From a technical standpoint, the editing has some surprisingly awkward moments. It doesn´t help the movie that the best moment involving Michelle Williams, when Alma confronts Ennis about his relationship with Jack, is undercut by the editing favoring showing Ledger rather than Williams. Instead of showing us how much Ennis and Jack have hurt their wives, we mostly see the male lovers huffing and puffing when they don´t get their way. Also, at the end of the movie, there´s a shot of a postcard pinned to a door. When the door is being closed, it momentarily looks as if the camera is rushing into the real scenery depicted by the postcard before there´s an edit to a master shot of the room that allows us to see that the door is being closed. Why didn´t the editors cut the take before the door was moved? (This is Ang Lee´s first movie without editor Tim Squyres, who did great work for Lee--especially the innovative "Hulk". Why didn´t they work together again?)
Ultimately, "Brokeback Mountain" doesn´t accomplish much. Part of the problem lies with the script. Larry McMurtry and Diana Ossana adapted E. Annie Proulx´s short story of the same title, and I don´t think that the screenwriters gave the story the dimensions that a 134-minute movie needs. I didn´t mind the pacing so much as I minded the lack of character development. The first half of the movie is its strongest, when we see what it´s like to tend sheep in unforgiving conditions. It´s okay for a movie not to have much happening, but it´s not okay for a movie´s characters to stay flat from beginning to end. Lame character "motivations" are presented so late in the movie that it´s easy to greet them with indifference. The dialogue is "poetic" in a phony way; Ennis is always a master of the obvious, and Jack is always gung-ho about doing their own thing regardless of what everyone else thinks. This keeps the narrative on a superficial level.
The movie has its good points, of course.

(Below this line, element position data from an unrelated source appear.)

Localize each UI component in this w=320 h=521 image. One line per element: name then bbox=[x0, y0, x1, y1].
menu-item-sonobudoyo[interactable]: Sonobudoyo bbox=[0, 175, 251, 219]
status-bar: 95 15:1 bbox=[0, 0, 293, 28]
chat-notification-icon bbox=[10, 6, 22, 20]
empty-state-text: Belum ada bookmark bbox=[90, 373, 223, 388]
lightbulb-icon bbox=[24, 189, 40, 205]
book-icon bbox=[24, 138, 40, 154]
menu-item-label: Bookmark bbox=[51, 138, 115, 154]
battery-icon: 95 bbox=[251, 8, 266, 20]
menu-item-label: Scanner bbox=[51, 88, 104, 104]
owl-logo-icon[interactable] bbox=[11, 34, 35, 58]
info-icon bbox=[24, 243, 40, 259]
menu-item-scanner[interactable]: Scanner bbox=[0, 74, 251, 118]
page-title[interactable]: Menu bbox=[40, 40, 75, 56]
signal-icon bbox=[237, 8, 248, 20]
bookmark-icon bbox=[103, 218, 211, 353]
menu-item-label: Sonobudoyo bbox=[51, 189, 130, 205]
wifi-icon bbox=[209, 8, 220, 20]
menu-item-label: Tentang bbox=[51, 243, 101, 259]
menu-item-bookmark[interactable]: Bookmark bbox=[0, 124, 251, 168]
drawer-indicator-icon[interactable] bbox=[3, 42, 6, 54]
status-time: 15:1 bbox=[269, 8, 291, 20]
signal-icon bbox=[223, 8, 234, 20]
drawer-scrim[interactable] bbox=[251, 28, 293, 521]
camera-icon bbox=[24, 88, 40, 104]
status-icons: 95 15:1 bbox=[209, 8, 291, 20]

Rodrigo Prieto´s cinematography is impressive. Even though a lot of the movie takes place in wide open spaces, you still sense the claustrophobia that the characters feel given their forbidden love affair. I also enjoyed the movie´s pacing. The editing and the storytelling won´t give you headaches like so many movies today do, but the movie isn´t so slow as to make you fall asleep. Though I could do without the numerous repetitions of the main music theme (B C D F E C D), the music score has a melancholy twang that fits the mood very well.

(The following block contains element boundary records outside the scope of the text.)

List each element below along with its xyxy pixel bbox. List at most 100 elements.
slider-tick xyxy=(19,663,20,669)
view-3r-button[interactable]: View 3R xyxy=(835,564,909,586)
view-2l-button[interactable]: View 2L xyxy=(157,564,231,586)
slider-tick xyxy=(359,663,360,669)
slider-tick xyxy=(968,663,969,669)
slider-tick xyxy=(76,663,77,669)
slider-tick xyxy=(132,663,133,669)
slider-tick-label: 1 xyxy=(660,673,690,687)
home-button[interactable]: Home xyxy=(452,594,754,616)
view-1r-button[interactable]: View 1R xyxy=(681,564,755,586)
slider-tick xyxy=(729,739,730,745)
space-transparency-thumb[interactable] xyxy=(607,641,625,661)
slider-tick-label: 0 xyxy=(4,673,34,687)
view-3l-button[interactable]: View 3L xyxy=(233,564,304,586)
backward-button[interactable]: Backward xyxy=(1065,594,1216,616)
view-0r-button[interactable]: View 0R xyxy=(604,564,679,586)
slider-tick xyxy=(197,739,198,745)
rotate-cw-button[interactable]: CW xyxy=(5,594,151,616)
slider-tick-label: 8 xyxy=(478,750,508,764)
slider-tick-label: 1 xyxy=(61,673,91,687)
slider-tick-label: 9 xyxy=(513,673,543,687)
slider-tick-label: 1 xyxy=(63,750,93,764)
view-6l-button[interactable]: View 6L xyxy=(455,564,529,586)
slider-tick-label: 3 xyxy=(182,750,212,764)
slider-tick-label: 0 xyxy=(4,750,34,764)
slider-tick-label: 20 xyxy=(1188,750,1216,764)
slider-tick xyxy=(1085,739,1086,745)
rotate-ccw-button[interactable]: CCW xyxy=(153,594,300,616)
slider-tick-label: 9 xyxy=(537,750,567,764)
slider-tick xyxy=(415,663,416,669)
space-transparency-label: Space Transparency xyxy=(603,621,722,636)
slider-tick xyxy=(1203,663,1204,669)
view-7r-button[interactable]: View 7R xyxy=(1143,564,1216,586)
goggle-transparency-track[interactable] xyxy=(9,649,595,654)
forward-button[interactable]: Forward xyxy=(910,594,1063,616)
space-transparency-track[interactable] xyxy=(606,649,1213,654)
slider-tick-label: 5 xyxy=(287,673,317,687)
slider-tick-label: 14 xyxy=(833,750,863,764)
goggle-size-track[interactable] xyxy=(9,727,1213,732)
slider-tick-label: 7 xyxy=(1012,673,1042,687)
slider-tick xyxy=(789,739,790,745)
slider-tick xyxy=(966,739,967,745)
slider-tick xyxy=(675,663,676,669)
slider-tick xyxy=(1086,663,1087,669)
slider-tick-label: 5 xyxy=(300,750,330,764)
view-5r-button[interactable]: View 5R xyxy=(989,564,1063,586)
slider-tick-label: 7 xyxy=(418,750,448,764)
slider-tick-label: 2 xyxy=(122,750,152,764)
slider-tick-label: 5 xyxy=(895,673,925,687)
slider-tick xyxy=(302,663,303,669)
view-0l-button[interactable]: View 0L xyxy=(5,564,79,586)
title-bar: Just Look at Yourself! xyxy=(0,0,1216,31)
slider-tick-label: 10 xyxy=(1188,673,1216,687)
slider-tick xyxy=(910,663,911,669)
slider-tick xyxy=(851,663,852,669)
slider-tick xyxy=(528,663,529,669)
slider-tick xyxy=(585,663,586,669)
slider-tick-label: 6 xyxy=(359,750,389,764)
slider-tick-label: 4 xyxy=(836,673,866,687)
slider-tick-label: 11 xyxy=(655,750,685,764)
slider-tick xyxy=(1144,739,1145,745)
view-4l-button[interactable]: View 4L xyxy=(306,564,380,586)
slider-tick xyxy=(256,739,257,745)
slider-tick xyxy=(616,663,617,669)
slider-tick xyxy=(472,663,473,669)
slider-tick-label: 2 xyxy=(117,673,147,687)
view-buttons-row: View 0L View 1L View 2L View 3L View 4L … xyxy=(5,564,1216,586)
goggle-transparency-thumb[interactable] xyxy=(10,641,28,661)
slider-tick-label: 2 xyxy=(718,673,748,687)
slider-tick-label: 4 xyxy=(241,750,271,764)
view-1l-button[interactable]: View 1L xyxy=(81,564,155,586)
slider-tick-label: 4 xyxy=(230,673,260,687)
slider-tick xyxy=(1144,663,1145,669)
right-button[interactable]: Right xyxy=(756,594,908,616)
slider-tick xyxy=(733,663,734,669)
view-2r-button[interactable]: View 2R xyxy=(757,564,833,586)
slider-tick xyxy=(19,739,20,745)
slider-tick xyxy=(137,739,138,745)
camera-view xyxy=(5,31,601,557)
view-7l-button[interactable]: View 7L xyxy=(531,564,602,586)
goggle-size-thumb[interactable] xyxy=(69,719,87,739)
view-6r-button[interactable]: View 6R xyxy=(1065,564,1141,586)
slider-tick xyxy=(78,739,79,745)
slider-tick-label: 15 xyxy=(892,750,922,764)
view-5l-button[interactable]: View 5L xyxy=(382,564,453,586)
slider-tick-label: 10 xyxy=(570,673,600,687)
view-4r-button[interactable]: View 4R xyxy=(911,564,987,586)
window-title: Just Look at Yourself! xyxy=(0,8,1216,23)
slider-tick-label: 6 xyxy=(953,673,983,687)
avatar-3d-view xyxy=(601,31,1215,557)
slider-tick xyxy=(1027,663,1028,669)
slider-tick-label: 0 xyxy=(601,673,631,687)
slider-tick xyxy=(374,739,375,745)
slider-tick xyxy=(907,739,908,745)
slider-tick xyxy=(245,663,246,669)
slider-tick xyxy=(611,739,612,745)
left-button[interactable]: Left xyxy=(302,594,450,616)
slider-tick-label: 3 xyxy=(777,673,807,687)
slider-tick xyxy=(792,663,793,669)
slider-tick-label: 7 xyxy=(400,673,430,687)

Thematically, the movie´s main focus differs from most of Ang Lee´s other movies. This includes even "The Wedding Banquet", which also had a pair of male homosexual lovers. The core of this story is about two lovers who can´t be together. Most of Lee´s other movies are about tensions between fathers and sons. Ennis´s father died when he was a child, and Jack´s father doesn´t appear onscreen until the movie´s nearly finished. Ennis is mostly an absent father to his two daughters, so there isn´t much conflict to be had. Jack´s son Bobby is not a prominent character, and Jack only has two brief scenes with his father-in-law (these two scenes are about emasculation, but the father-son angle is still an appendage rather than a driving concern). I´m sure that E. Annie Proulx´s short story interested Ang Lee a great deal, but he does not display the kind of control over the material that he did with movies that were about his favorite theme. (Even though "Crouching Tiger" does not have a father-son relationship at its core, Lee made that movie partly because one of the few things that he and his father both enjoyed were martial-arts movies. Lee´s father did not like watching his son´s movies about fathers who couldn´t relate well to their sons.)
On DVD Town´s "10" scale, I rate "Brokeback Mountain" a "7". There are times when making a "7" movie is good enough. On the other hand, there are times when great directors make "7" movies--in other words, there are times when great directors make "disappointments".